As far as discipline goes, I'd recommend dressage. Not necessarily "D" dressage, but find an instructor to help you focus on flatwork, perfecting your position and seat and learning more about employing the training scale, etc. That kind of lesson can be invaluable applied to any other discipline, if and when you jump back into horse ownership. Jumping is dressage with obstacles; Western is a true test of self-carriage on a draped rein; etc.

Whatever you decide, good luck!
     
    07-29-2010, 07:23 AM
  #3
Showing
If you want to LEARN - go for lessons. Correct riding is very different from riding "in general". And if you really want to learn new discipline it's a best way to go.
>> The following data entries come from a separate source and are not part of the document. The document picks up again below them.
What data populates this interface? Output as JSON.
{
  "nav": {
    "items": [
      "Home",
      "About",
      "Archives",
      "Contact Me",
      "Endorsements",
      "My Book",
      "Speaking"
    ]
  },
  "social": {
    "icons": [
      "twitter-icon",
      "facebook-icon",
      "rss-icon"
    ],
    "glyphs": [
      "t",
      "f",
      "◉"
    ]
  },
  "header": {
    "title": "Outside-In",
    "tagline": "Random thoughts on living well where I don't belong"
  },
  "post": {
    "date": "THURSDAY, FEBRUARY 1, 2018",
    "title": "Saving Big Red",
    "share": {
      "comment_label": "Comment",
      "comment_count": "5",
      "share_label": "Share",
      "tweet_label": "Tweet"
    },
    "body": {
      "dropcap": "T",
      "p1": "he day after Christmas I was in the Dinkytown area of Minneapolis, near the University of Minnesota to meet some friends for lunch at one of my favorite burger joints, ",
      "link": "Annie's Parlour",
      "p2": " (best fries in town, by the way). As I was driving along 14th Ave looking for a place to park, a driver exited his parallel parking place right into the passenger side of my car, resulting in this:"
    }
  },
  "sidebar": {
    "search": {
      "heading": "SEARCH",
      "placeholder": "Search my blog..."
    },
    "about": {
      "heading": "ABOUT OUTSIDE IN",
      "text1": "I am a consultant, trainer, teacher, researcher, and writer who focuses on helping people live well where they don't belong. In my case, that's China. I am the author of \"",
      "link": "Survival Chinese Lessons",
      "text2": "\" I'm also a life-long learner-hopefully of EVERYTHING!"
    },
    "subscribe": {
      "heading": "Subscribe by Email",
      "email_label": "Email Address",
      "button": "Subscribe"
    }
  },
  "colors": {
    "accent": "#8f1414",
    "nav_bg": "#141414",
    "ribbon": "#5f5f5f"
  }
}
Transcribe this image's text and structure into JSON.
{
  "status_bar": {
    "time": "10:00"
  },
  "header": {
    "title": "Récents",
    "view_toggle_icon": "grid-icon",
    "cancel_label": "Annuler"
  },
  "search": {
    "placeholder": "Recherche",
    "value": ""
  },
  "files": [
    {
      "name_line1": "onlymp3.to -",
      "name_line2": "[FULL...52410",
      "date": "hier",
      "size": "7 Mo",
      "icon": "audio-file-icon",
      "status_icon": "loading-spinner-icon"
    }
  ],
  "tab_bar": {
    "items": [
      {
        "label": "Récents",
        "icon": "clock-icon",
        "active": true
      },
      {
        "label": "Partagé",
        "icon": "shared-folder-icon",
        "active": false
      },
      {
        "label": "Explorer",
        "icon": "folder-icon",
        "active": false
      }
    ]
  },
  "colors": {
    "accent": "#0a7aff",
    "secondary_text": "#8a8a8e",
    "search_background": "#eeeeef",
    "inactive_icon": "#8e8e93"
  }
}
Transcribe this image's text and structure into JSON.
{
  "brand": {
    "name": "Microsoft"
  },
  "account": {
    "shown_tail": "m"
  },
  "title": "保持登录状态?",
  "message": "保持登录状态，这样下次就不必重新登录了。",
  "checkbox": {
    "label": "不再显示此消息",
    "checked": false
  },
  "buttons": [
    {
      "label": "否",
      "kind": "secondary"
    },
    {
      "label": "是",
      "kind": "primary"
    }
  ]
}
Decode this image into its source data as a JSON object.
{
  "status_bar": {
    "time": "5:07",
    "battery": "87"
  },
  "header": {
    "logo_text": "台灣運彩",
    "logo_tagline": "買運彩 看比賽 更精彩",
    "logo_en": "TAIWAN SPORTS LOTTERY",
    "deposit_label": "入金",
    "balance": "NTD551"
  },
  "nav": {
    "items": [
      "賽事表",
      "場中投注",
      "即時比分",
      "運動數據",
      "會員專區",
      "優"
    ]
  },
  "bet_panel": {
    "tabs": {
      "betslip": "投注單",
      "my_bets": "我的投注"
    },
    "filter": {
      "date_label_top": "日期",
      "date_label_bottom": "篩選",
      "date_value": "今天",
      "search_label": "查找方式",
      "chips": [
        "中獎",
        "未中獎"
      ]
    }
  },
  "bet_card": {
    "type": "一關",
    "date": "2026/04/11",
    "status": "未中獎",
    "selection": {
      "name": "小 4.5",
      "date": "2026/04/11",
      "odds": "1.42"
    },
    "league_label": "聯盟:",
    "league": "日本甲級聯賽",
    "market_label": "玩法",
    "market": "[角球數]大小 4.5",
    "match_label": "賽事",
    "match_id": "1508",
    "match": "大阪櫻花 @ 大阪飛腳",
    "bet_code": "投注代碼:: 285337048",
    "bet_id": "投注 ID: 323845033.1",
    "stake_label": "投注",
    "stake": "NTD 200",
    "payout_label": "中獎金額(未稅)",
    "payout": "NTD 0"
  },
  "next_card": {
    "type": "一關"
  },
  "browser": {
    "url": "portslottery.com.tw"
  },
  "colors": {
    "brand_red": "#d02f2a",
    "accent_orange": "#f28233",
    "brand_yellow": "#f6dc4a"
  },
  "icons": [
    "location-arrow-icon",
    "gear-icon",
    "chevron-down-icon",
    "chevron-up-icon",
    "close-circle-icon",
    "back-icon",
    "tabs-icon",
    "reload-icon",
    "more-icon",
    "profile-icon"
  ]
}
I'm not sure how much free time you have, but you can also trade work for lessons in someone's barn (we have ads here all the time about "helping out" = "free riding time").

If you just want to enjoy horseback riding without certain purpose - I'd go for "free exercise rider". This way you'll try different horses and not stuck on just a gaited one (especially if you want to show later on).
     
    08-03-2010, 03:54 PM
  #4
Weanling
Go with lessons.

Having ridden in several disciplines (western, english, jumping, driving, and dressage) I prefer dressage. It has helped me learn to explain better what I want to the horse.

So I'd suggest dressage IF you can find a good trainer nearby. If not find the best trainer with decent horses you can afford and ride what ever discipline they teach.
     
    08-04-2010, 11:09 AM
  #5
Green Broke
I think you could go with some lessons and some excercizing for other people. That way you can learn english at the same time as doing some general riding for other people. I think purely riding a lesson horse in a structured setting would get boring pretty quick for someone who has already been a horse owner for a while.

Also, if you exercize a horse or two for outside of your regular lessons, you can try implementing what you learn on different mounts, that will tell you how well you are learning from the instructor and give you greater understanding of what you have learned. Oh and also, you may actually get paid for excercizing horses instead of having to pay yourself, another bonus!
     
    08-04-2010, 11:13 AM
  #6
Banned
Hmm...good idea sara! I am meeting a few instructors on saturday. I feel weird 'interviewing' them but I am picky on who teaches me. I may actually watch one of the classes if that is permitted just to see how it goes.

As far as exercising, I have a few people who would pay me a few bucks to take their bad boys and get em some miles. It might be worth it!
     
    08-04-2010, 11:16 AM
  #7
Green Broke
^^ Hell, you are giving them your hard earned bucks so I say interview away! You want to make sure that you are learning from someone who really has something to offer you, otherwise you will be throwing money down the drain, there are some truly mediocre 'trainers' out there. Good luck finding a good one, they are out there!
     
    08-04-2010, 11:23 AM
  #8
Banned
I think it will be pretty hard to find a really good trainer in my area that I respect and I feel there is something truely to learn. Most of the trainers in my area are hunt seat. Since I have no intentions on jumping anything, the art is kind of lost on me. Dressage sounds super interesting and I would really love to learn but finding a decent dressage trainer in my price range will be difficult. I have lived in this area most of my life. I know most of the trainers by name and am friends with quite a few of them. I think it would be odd to get a lesson from a friend though! LOL
     
    08-04-2010, 11:28 AM
  #9
Green Broke
I meant to say also, sorry to hear you had to sell your boy, that must have been tough. I hope you can get another horse when it is financially viable as lessons on your own horse would be doubly worth the money spent! Dressage is great, just be ready to concentrate on 20 different things at once, initially it is hard but once you have the basics down pat many things become second nature, good luck!
     
    08-04-2010, 11:30 AM
  #10
Banned
Thanks for the condolences. I appriciate it. Nico is a great boy but honestly, way to talented for what I really want to do. He is still at our barn and I am still permitted to ride him but I've been avoiding it. It breaks my heart to sell him but its for the best.

Eventually I will have another horse. I just hope im not 90 when it happens!